Palewski frowned. “I’m not entirely without resources, Yashim,” he said, stiffly. “Even I have my networks.”

“I only meant-” He faltered. “What does it mean, he’s disappeared?”

His friend hunched forward in his chair, wrapping his hands around his glass. “I’m not absolutely sure, Yashim. According to the monsignor, the Kapudan pasha was supposed to tour the islands. They never saw him, or the fleet.”

Yashim relaxed back into his armchair. “That’s not such a surprise. We were all supposed to think he’d taken the fleet to the islands, but in reality he was under secret orders to go south.”

“You know that?”

“I’m not entirely without resources.
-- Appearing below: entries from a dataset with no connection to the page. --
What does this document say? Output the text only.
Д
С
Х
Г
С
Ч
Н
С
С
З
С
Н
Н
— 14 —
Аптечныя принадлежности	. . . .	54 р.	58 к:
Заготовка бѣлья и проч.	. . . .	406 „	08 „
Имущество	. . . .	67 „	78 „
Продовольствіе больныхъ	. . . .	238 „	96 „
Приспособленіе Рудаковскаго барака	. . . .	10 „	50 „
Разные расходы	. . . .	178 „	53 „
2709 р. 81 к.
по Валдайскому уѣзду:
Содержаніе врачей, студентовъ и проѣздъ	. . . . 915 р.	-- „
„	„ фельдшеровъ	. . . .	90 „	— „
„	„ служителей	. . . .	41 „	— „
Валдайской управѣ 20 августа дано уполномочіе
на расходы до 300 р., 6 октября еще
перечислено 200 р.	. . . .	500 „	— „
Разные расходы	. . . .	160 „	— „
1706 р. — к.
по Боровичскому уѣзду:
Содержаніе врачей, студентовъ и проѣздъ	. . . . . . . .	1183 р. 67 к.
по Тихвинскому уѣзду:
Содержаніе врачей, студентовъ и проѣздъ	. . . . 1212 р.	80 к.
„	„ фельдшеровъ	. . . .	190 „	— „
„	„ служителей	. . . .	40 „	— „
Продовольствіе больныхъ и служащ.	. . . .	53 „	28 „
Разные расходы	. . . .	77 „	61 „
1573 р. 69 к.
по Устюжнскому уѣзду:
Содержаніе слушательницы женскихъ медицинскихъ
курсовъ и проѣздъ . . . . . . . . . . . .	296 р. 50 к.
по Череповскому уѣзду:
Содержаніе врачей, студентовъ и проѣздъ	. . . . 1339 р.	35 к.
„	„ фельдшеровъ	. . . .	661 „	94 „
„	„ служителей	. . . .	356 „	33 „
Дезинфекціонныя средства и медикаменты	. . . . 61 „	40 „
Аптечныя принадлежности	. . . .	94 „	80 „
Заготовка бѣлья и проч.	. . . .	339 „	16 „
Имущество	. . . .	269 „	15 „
I have my networks.” He smiled. “Husrev Pasha told me as much.”

“Did he say, Yashim, that the fleet is in port, at Alexandria?”

“ Off Alexandria,” Yashim corrected him. “It’s a show of force.”

“That’s not how it was described to me this morning.”

“I’m not sure I understand.”

“Who does? Your Kapudan pasha, Yashim, seems to have handed the Ottoman navy over to the Egyptians.”

“I don’t believe it.”

Palewski shrugged. “As you like. You may be right. Even Jesuits are fallible, after all.”